This is simply wrong, and any real estate agent caught doing this would lose their real estate license and might even face criminal charges (depending on jurisdiction).
In a nutshell: a real state agent is an agent, which has a specific legal meaning and legal requirements, and that relationship can't just be hijacked by posting someone else's listing.
Realtors certainly will try to get you to sign an exclusivity contract as early as possible. But if you don’t sign, most will show you homes for free. Agents will talk about it like you don’t have a choice to get you to sign, though. Personally, I’d at least demand that such a contract include a cash rebate for a portion of any fees the realtor earns, and I’d want it to be limited to the transaction on a particular home. I wouldn’t sign anything that prohibits me from working with other agents on other purchases.
Not engaging a buyer's agent via a contract is a mistake, but few people understand that. If you have no buyer's agent contract, then guess who you are dealing with? The seller's agent! Yes, that very friendly person that is driving you around to see homes, who listens to your negotiating strategy, your maximum price, and your other sensitive information, is bound by agency law and their state license board to share every detail with ... the seller and their agents. (Why? Because the seller is paying all the agents.) Oh, but you say, your nice agent would not do that! Well, let's say they don't do that. Then you have what is called "undisclosed dual agency", and that gives the seller and/or you a cause of action in court. All these agency options are explained in detail in that pamphlet they shove at you on first contact, but almost no one reads or understands.
>most will show you homes for free
I'm still looking for that real estate agent that does anything "for free".

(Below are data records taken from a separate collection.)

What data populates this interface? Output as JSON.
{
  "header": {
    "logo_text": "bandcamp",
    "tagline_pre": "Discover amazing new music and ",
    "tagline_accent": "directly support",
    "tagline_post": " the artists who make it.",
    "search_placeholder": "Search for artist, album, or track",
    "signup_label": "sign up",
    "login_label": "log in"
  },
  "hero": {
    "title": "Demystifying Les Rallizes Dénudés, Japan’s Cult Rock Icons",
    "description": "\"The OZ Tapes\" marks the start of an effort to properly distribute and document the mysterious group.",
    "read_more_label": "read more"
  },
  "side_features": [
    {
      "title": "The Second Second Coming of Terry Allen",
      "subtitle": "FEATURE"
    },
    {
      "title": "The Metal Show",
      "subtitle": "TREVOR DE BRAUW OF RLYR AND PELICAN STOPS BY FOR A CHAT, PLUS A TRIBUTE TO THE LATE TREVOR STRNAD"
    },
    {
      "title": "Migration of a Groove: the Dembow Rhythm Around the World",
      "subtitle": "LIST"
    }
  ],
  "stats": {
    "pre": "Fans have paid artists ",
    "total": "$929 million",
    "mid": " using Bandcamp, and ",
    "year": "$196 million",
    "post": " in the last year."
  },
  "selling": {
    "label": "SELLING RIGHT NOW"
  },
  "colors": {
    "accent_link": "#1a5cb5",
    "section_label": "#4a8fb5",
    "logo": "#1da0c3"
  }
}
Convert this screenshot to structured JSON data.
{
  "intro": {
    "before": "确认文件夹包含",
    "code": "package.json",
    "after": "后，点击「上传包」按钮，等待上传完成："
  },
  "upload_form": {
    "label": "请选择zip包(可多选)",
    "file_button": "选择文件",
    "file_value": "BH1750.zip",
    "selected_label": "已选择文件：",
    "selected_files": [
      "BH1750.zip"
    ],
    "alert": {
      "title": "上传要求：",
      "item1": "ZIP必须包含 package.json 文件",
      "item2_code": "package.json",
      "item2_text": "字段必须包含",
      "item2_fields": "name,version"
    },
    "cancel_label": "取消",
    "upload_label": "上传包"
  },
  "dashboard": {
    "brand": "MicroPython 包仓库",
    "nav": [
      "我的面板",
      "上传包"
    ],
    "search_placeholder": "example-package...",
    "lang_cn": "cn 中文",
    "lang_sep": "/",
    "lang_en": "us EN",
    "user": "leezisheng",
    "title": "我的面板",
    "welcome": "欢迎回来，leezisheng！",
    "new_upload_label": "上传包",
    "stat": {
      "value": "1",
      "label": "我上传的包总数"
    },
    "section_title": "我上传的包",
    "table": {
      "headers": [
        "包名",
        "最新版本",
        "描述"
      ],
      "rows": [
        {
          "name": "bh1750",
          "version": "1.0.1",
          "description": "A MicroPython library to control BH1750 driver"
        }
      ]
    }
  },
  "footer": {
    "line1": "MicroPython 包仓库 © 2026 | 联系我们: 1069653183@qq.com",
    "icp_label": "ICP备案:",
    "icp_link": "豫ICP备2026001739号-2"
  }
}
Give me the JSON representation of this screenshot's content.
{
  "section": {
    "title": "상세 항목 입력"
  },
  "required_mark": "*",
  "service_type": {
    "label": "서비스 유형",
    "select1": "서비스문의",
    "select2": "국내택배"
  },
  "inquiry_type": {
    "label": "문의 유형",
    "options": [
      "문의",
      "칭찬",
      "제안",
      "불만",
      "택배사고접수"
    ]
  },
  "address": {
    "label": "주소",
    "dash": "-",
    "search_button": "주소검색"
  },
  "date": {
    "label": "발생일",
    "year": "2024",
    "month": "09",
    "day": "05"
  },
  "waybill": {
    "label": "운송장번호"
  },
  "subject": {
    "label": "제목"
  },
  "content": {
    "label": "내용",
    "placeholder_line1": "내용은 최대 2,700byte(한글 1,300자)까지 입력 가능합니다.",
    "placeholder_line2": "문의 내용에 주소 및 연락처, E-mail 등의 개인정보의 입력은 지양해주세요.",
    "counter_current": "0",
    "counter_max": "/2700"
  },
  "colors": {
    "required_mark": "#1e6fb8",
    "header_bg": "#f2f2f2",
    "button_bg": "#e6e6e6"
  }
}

-Some- realtors will. The best ones won't; they know they're offering you more than Zillow. When I bought, our realtor was constantly hounding the seller's realtor and our own financing company to move the process forward, as well as proactively reaching out to answer our questions and in general help us feel good about the process. She also returned texts and calls promptly, and she had an arrangement with an extremely good independent home inspector, plus pretty much every kind of contractor we could need for improvements; everyone she put us in touch with was amazing. She didn't ask for exclusivity, and she absolutely didn't need it.
Meanwhile in the past when we were looking, a mediocre one tried to get us to sign an exclusivity deal that we'd agree to use him until we chose to cancel (no stipulations there at least, though legally I don't know if he could have, but still, into perpetuity unless we canceled) for -any house in the entire state-.
I have only dealt with agents for apartment rentals in NYC, and there, the landlord hires the agent and agrees to pay them a fee, just like a house seller would agree to.
If neither a renter or the landlord have an agreement to pay an agent, why would the agent be owed any money?
In NYC, the renter usually pays the fee too, but that is simply part of the rental agreement from the landlord.
The person that agreed to pay agent is still the landlord. In times when supply of apartments exceeds demand from renters, landlords have to pay the agent from their pocket.
But the point is that in all cases, someone agreed to pay an agent. The agent did not simply materialize and obtained a right to collect money from someone.